Virtually all estate plans made before 2010 assumed -- as all the experts predicted -- that Congress would extend the federal estate tax beyond its scheduled expiration of January 1, 2010. But Congress let the tax lapse. Senators are now talking about bringing it back and making it retroactive to January 1, but until they act no one can be sure what law will be in effect for deaths in 2010.
Many people trying to avoid the estate tax set up trusts with "formula clauses," which divvied up property based on the tax consequences. For example, in a trust for their surviving spouse, somewhat might have left an amount "equal to the amount that can pass free of federal estate tax at my death," expecting that amount to be $3.5 million (as it would have been in 2009). But now, with no tax, those plans no longer work as their makers intended.

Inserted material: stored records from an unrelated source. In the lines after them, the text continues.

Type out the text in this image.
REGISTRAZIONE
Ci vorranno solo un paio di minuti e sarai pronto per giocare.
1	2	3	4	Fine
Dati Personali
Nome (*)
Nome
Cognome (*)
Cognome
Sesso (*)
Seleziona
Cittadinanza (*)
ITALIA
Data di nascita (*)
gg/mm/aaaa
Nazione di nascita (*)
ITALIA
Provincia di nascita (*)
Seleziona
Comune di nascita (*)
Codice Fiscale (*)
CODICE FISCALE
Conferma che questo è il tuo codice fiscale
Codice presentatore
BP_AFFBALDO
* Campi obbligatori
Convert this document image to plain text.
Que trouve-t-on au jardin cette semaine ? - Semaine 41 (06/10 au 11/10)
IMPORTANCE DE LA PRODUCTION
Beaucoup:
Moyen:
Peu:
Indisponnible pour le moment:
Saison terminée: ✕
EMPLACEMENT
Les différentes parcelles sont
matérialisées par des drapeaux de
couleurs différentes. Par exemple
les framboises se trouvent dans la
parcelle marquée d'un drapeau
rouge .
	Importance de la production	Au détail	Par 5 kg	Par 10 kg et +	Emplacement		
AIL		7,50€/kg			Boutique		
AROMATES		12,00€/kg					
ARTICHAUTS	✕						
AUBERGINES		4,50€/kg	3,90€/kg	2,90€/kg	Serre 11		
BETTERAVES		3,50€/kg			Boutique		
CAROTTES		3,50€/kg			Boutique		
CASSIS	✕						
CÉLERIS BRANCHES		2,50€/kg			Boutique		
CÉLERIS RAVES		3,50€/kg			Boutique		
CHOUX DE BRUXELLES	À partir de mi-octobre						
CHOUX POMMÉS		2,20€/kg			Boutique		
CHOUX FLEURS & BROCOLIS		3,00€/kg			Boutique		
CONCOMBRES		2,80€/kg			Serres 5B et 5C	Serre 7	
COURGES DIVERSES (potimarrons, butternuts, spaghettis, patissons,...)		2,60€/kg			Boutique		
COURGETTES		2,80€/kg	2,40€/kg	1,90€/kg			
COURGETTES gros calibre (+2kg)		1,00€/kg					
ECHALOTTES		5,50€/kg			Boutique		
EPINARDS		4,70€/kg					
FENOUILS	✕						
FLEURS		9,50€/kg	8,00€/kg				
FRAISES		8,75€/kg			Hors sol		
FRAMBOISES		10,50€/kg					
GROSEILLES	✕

Several states have set out to make sure that people's wishes aren't thwarted by the unexpected change in tax law. Indiana is the first state to actually pass a bill (Senate Bill 65) that changes the way wills and trusts are interpreted. It instructs executors and trustees who encounter a formula clause to apply the federal estate tax laws that were in effect on December 31, 2009 for the purposes of creating two separate trusts. If Congress brings the federal estate tax back in 2010, the state law will cease to have any effect.
Florida, Maryland, Nebraska, South Dakota, Tennessee, Virginia, and Washington are also considering laws to address the problem.